A wound-induced small polypeptide gene family is upregulated in soybean nodules

Abstract

Small peptides function as key signals in processes, such as plant cell differentiation, organ development and defenses to biotic stresses. A large number of small peptide precursor genes have been predicted from the analysis of the soybean (Glycine max) whole genome DNA sequence. However, most of these genes have unknown characteristics and functions. In this report, we systemically searched for the gene families of small peptide precursors that are up-regulated in soybean nitrogen-fixing root nodules. We found 212 genes (encoding peptides shorter than 150 amino acids) that were up-regulated, and among them, 79 genes belong to 38 multiple-gene families, but the other 133 genes are unique. Twenty-eight of 38 families are conserved in Arabidopsis, but the other 10 only exist in legumes. We also identified 16 out of the 38 members of the wound-induced polypeptide (WIP) gene family to be upregulated in nitrogen-fixing nodules.
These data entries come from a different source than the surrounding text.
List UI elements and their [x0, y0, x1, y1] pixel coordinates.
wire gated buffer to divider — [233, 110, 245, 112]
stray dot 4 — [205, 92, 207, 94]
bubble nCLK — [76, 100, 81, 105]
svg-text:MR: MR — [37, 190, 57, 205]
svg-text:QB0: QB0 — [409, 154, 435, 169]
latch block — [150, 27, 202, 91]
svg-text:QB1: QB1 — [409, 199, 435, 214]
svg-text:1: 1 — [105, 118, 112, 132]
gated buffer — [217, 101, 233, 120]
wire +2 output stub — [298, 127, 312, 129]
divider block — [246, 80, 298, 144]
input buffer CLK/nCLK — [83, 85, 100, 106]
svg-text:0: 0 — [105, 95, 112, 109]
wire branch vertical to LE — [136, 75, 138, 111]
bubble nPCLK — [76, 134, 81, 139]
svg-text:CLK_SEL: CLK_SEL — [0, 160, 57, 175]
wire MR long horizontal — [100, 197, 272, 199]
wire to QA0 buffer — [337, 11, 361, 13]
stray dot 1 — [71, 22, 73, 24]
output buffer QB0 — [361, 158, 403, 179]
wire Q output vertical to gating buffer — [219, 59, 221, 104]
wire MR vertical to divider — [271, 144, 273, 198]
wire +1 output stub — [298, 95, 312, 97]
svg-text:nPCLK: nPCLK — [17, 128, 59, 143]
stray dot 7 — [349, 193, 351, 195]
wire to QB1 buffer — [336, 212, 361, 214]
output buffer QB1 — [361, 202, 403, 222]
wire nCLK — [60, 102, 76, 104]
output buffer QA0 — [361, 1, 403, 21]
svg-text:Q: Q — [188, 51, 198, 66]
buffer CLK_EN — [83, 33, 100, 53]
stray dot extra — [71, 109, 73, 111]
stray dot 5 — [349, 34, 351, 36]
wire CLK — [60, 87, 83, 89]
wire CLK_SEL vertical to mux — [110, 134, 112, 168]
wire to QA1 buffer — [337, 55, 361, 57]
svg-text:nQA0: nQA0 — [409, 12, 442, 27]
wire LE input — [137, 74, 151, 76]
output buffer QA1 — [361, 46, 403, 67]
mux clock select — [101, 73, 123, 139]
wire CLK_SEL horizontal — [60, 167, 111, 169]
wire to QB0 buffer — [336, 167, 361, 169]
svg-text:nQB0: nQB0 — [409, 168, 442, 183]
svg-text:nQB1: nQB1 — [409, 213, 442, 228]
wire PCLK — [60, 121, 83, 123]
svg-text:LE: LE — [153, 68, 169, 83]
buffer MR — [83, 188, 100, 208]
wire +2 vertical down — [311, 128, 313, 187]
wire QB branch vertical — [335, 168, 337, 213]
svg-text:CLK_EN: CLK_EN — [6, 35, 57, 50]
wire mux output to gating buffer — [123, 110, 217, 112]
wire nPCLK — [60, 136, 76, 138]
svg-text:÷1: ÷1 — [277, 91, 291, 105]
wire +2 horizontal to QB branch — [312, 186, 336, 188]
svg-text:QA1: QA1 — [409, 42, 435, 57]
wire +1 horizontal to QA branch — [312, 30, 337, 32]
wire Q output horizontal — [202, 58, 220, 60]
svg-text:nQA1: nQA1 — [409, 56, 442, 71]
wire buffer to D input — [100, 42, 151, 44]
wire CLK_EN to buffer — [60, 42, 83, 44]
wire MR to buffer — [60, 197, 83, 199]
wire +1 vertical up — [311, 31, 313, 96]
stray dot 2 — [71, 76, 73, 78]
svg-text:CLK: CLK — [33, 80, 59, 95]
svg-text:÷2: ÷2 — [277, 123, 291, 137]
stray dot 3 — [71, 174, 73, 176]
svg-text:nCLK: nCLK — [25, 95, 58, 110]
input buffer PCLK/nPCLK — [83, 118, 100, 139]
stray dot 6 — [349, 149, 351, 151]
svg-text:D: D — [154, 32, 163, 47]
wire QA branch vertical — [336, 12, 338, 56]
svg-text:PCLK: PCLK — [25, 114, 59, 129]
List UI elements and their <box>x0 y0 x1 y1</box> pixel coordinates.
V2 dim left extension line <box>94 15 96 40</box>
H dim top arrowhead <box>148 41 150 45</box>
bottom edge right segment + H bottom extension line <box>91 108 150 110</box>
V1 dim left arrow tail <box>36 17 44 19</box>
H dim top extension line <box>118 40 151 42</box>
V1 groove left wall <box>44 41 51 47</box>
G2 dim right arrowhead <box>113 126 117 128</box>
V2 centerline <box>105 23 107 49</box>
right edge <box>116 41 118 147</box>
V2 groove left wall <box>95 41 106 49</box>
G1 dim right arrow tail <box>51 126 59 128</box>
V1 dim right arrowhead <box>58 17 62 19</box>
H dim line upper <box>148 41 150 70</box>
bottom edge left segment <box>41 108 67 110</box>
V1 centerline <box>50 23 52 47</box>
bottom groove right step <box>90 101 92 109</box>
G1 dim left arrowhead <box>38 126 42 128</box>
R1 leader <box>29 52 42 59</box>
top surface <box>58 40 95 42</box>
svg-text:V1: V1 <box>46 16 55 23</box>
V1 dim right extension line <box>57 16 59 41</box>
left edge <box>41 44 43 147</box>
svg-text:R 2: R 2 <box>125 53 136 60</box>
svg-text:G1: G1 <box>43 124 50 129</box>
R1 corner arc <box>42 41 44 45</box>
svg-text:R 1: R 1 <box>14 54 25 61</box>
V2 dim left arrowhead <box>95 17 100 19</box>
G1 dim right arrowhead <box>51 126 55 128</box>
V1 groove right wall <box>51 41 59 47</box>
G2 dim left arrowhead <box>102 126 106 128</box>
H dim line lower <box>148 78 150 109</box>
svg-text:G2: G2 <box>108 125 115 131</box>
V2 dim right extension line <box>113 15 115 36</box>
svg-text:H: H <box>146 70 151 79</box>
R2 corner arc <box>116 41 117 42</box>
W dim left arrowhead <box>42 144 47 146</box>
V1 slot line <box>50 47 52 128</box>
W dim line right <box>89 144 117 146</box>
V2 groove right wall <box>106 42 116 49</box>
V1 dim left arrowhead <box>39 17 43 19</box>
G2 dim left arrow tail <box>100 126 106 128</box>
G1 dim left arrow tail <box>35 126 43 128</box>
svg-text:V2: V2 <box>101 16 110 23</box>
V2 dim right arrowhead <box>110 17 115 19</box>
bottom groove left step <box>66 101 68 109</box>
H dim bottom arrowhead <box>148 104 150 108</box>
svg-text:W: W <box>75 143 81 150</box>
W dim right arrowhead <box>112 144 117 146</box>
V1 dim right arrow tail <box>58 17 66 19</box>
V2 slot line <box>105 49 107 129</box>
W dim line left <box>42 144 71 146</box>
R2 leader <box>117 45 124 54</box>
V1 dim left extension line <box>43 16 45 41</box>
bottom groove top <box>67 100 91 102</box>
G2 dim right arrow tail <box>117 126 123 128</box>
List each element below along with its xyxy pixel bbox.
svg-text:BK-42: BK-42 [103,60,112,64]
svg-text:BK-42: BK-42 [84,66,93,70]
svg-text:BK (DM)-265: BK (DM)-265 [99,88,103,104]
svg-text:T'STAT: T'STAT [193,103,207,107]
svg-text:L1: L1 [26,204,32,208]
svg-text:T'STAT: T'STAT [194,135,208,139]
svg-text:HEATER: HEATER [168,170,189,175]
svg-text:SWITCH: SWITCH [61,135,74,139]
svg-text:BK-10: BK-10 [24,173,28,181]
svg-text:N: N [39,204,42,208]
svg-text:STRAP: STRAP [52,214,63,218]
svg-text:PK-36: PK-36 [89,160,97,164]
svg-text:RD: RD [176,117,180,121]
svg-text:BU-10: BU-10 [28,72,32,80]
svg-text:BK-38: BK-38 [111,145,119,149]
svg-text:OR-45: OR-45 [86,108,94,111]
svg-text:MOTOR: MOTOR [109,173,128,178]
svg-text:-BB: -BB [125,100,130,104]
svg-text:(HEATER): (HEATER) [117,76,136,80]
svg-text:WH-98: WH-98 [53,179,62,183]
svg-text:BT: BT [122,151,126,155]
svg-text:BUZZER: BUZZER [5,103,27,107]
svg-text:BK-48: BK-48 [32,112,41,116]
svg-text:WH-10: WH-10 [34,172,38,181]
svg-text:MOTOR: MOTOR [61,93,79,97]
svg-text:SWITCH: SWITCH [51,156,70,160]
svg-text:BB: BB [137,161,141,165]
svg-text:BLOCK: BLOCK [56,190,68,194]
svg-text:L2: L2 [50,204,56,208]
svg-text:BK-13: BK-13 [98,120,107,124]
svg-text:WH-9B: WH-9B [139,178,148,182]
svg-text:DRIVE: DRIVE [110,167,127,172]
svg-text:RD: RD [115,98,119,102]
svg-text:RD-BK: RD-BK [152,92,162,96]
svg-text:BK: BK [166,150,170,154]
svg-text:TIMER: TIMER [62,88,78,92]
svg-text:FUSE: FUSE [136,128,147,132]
We further analyzed homologs of WIP genes in Medicago, Lotus, Arabidopsis and Oryza species and found that a few homologous genes from Medicago truncatula and Lotus japonicus were also upregulated in their nodules and some WIP genes were induced by specific fungal pathogens on soybean and rice. Structure prediction indicated that all WIP prepropeptides contain a conserved DUF3774 domain (including two hydrophobic regions) and most of them have an N-terminal signal sequence. Fluorescence microscopy analysis of two WIP prepropeptides fused to GFP revealed that these proteins are located on the plasma membrane of tobacco leaf cells. Interestingly, 34 soybean WIP genes are clustered onto three soybean chromosomes, different from known peptide gene families (such as CLE). Among them, 11 highly identical genes are aligned on the 6th chromosome, 12 on the 12th, and 11 on the 13th chromosomes. Most of WIP genes from the 12th chromosome share the highest identities with their homologs on the 13th chromosome, suggesting that ancestral WIP genes could have originated from the 13th chromosome, then spread onto the 12th chromosome by chromosome homologous recombination; the new WIP genes could have existed in multiple copies by gene duplication which then spread onto the 6th chromosome. In Arabidopsis and Oryza species, half of the WIP genes are also aligned on one chromosome and showed higher identity with those from the soybean 12th and 13th chromosomes, suggesting that WIP genes originated from one common ancestor.